While you'll hopefully get more direct answers from the compiler team members that visit these forums, particularly regarding specific examples (e.g. improved latency for cache line sharing re. reference counts), a few broader or tangential thoughts:
Old man yells at cloud
I wouldn't get too excited about that ACM article - it's a little misguided with its complaints and conclusions. Mostly it's just lamenting that there exists real-world work which is inherently serial and/or branchy.
The architectural debate (brainiacs vs speed-demons, also the related brawny vs wimpy) it's fighting is many decades old and largely settled right now (particularly because of Apple's ARM core designs which bucked convention by going heavily "brainiac" in exactly the space where conventional wisdom said that was insane, "mobile", and frankly embarrassed the rest of the industry with their resulting real-world performance and efficiency).
It also points out that C is an unsafe language (in Swift's sense of the word), which is a surprise to nobody ever. It sounds like the author just really doesn't like C, for their own personal reasons.
Compiler codegen optimisation
A lot of codegen optimisations are implemented by the CPU vendors - and architecture vendor, in ARM's case.

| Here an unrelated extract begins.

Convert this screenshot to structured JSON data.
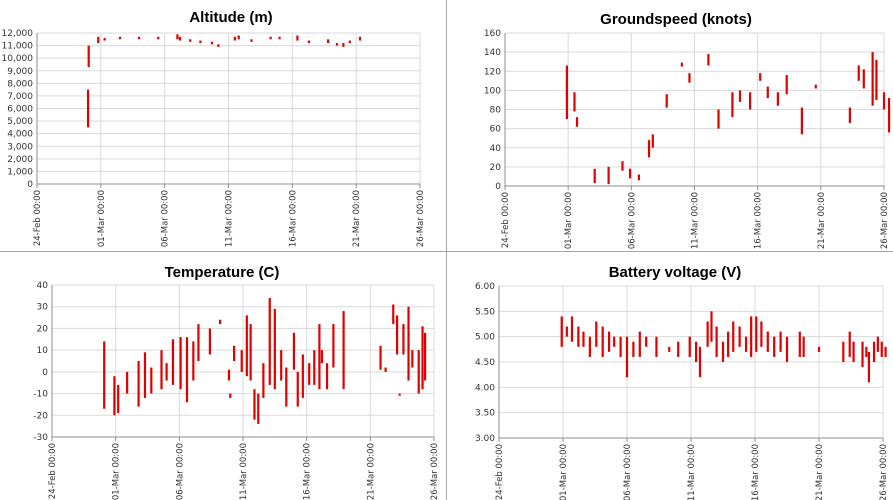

So a lot of performance improvements for Swift are inherited generically through improvements in LLVM, many of which come from Arm (the company) or even other ARM licensees (e.g. Ampere). e.g. Swift's ARC is ultimately just atomic compare and swaps (or equivalent) which is a more fundamental pattern and performance-significant to a lot of code, so it gets plenty of focus in both compilers and hardware design irrespective of Swift's influence.
Sadly (for us on Apple platforms), Arm seem to still be putting a lot of effort into optimising ARM codegen in gcc (e.g. New performance features and improvements in GCC 12), which is essentially a waste of time for us. You can't really fault them for that - they have to follow the world's compiler choices, and gcc is still widely used (especially in certain domains that Arm has been heavily courting in recent years, like HPC).

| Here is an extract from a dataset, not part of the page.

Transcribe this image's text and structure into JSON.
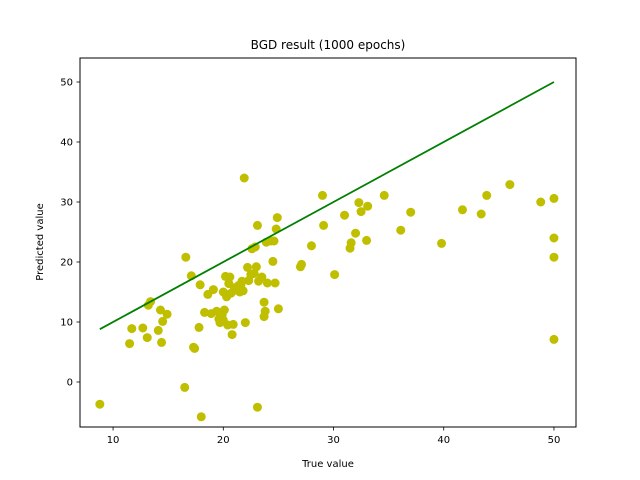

Nonetheless, Arm have been steadily transitioning their focus to LLVM over the last decade, driven in no small part by Apple and some notable hyperscalers (e.g. Google). See for example What is new in LLVM 15 and What is new in LLVM 16. Their official compiler toolchains, for example, are now based on Clang+LLVM rather than gcc, although that is pretty recent and even some people at Arm haven't caught up with that news (e.g.). (they still maintain a GCC toolchain too, for whatever reason)
So we can look forward to increasing focus on LLVM from Arm, that will benefit Swift.
ARM is bigger than Swift
One of if not the dominant point of the ARM architectures are that they are enforced across all implementations. Arm certainly won't provide you any reference implementations that aren't fully compliant with the relevant ARM architecture, nor even can you buy an ARM architecture license and then make a non-compliant implementation (or at least, not publicly - what you do in the privacy of your own datacentre is your business, I suppose). Compliance means implementing the ISA as-is, without random implementation-specific instructions or the like.
This is (IMO) a big blessing, since it means portable binaries, reusable codegen in compilers, and even more broadly predictable semantics up in the higher-level languages themselves.
But, it does mean you can't do some hardware optimisations that you can with e.g. RISC-V, which distinguishes itself from ARM by saying "go nuts" re. architecture and [lack of concern for] compatibility. Arm wouldn't allow an "objc_msgSend" instruction to be added to any implementation, for example (unless they chose to incorporate that into their actual architecture, which they won't - I think Jazelle burnt them too bad, among other reasons). If for argument's sake Apple were using RISC-V (or any other fully proprietary architecture) then they could.
It's interesting to think about truly Swift-customised CPUs, and there certainly is some precedence - the aforementioned Jazelle, among several other attempts at "Java hardware" - but it seems highly unlikely. Though more targeted architecture additions are possible - see for example the ARMv8.3 'enhancement' that added instructions specifically for dealing with JavaScript's horrific numerics system.